In fact, such polls really aren’t about individual politicians as much as they serve as a kind of protest in favor of oft-discarded values – such as when a man’s word was his bond or when hard-fought politically negotiated agreements were honored.

Take, for example, the agreement reached on a minimum-wage increase during the 2007 session of the Kentucky General Assembly that led to passage of House Bill 305, which raised the state’s minimum wage by $2.10 during the next two years to the current $7.25 (same as the federal rate) but tied future hikes to increases in the federal government’s minimum wage.

The bill was the fruit of a challenging political compromise between those who wanted a larger increase than the final agreement and opponents of such government-mandated wage increases, particularly small-business owners, who received assurance of more certainty because of the limits placed on future hikes.

Opponents of minimum-wage increases also in the end went along with the measure because tying future upsurges in the state’s minimum-wage rate to federal minimum-wage hikes would reduce the likelihood that the commonwealth would be placed at a greater competitive disadvantage with neighboring states.

Some current members of the legislature were in office at the time and voted for HB 305, including Nelson County Republican Rep.

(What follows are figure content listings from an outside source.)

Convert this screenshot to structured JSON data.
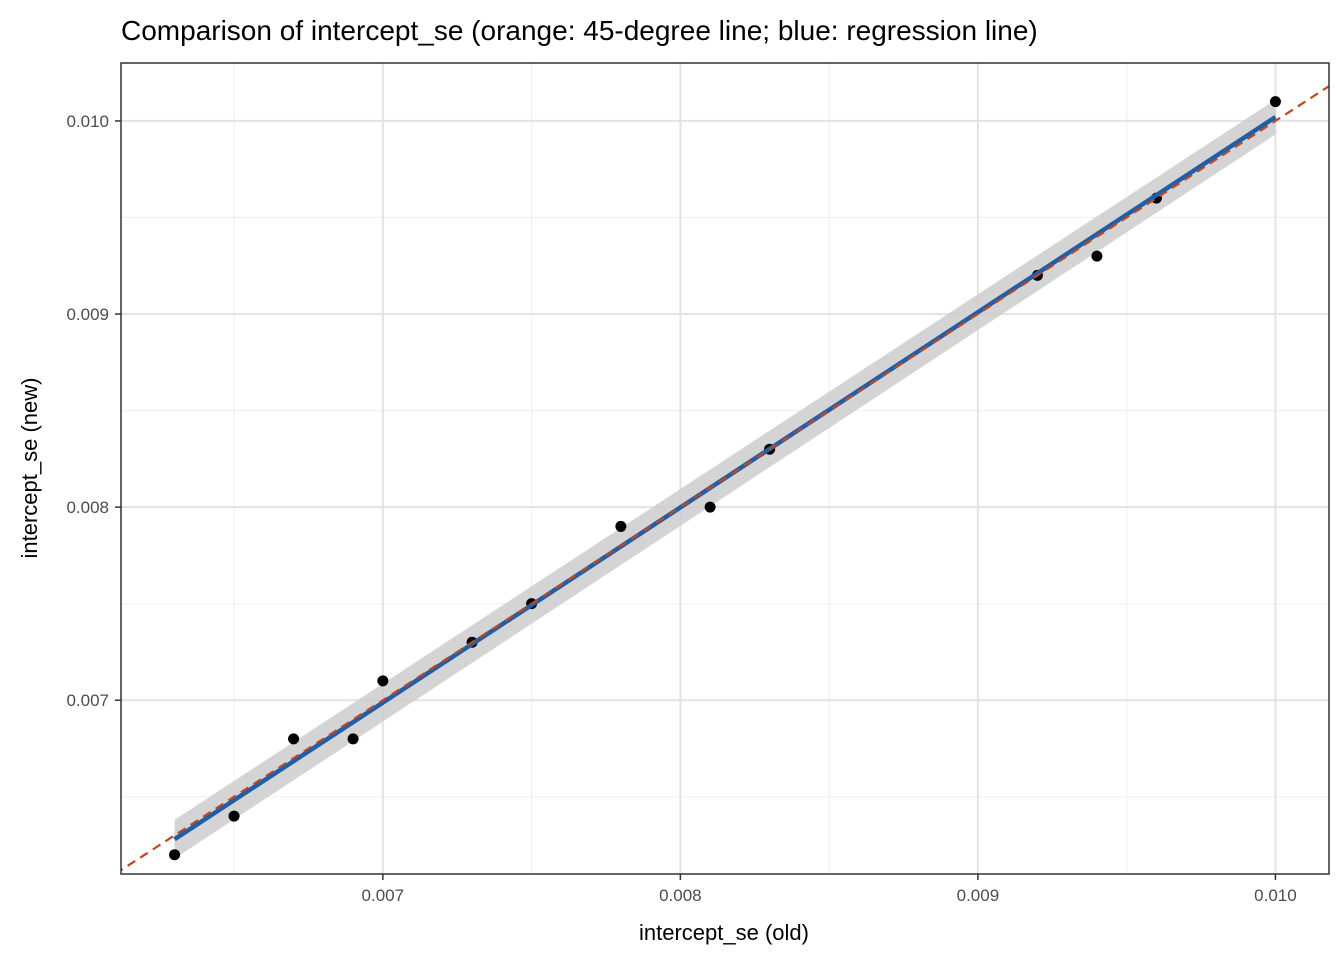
{
  "chart_data": {
    "type": "scatter",
    "title": "Comparison of intercept_se (orange: 45-degree line; blue: regression line)",
    "xlabel": "intercept_se (old)",
    "ylabel": "intercept_se (new)",
    "xlim": [
      0.00612,
      0.01018
    ],
    "ylim": [
      0.0061,
      0.0103
    ],
    "x_ticks": [
      0.007,
      0.008,
      0.009,
      0.01
    ],
    "x_tick_labels": [
      "0.007",
      "0.008",
      "0.009",
      "0.010"
    ],
    "y_ticks": [
      0.007,
      0.008,
      0.009,
      0.01
    ],
    "y_tick_labels": [
      "0.007",
      "0.008",
      "0.009",
      "0.010"
    ],
    "x_minor_ticks": [
      0.0065,
      0.0075,
      0.0085,
      0.0095
    ],
    "y_minor_ticks": [
      0.0065,
      0.0075,
      0.0085,
      0.0095
    ],
    "grid": true,
    "points": [
      {
        "x": 0.0063,
        "y": 0.0062
      },
      {
        "x": 0.0065,
        "y": 0.0064
      },
      {
        "x": 0.0067,
        "y": 0.0068
      },
      {
        "x": 0.0069,
        "y": 0.0068
      },
      {
        "x": 0.007,
        "y": 0.0071
      },
      {
        "x": 0.0073,
        "y": 0.0073
      },
      {
        "x": 0.0075,
        "y": 0.0075
      },
      {
        "x": 0.0078,
        "y": 0.0079
      },
      {
        "x": 0.0081,
        "y": 0.008
      },
      {
        "x": 0.0083,
        "y": 0.0083
      },
      {
        "x": 0.0092,
        "y": 0.0092
      },
      {
        "x": 0.0094,
        "y": 0.0093
      },
      {
        "x": 0.0096,
        "y": 0.0096
      },
      {
        "x": 0.01,
        "y": 0.0101
      }
    ],
    "regression_line": {
      "color": "#1f5ea8",
      "x": [
        0.0063,
        0.01
      ],
      "y": [
        0.00628,
        0.01002
      ],
      "band_color": "#cccccc",
      "band_low": [
        0.00618,
        0.00993
      ],
      "band_high": [
        0.00638,
        0.01011
      ]
    },
    "reference_line": {
      "color": "#c0481f",
      "style": "dashed",
      "slope": 1,
      "intercept": 0
    },
    "point_color": "#000000"
  }
}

David Floyd.

“We made that deal; we satisfied both sides,” Floyd said when asked recently on KET’s “Kentucky Tonight” about a potential legislative battle over increasing the minimum wage during the upcoming 2015 session of the Kentucky General Assembly.

It’s not even up for discussion, Floyd said.

“We came together in 2007 (and agreed that) we’re going to raise the minimum wage every time the federal government wage goes up,” Floyd said. “That was the deal and we’re all prepared for that.”

However, Rep. Terry Mills, D-Lebanon, another panelist on the KET show, wants to break that deal since he doesn’t believe Washington is going to pass a minimum wage any time soon.

This despite the fact that before Mills even was elected, several legislators, including Floyd, voted for HB 305 because, while they oppose government telling business owners what they must pay workers, they were satisfied that future minimum-wage hikes could not occur just because some economic illiterates in Frankfort didn’t think Washington was moving fast enough.

Mills now presumably doesn’t believe that a deal’s a deal when it involves minimum-wage policies – although I suspect the reasonable and conservative folks in his district might disagree.

“We all know, I think – especially in the current political climate in Washington, D.C. – the minimum wage is not going to be raised, so I think we have an obligation to treat these people better,” Mills said.

Mills apparently believes that an agreement should be honored as long as the political environment favors his ideology. But when those conditions change to ones he doesn’t particularly care for, then he’s really under no obligation to uphold his end of an arrangement.

Along with the subtle, backhanded slam that the government in Frankfort would – as he stated –  treat “these people better” than the business owners in Lebanon and across Kentucky who employ them, Mills seems to find himself in a quandary about deals made and deals broken.

When you understand the fact that Mills and the leadership of the Kentucky House would be in any kind of a dilemma at all about whether to keep an agreement like the accord reached on such a consequential policy like raising the minimum wage, then it becomes much clearer how state politicians could rank so low on taxpayers’ “trustworthy” meters.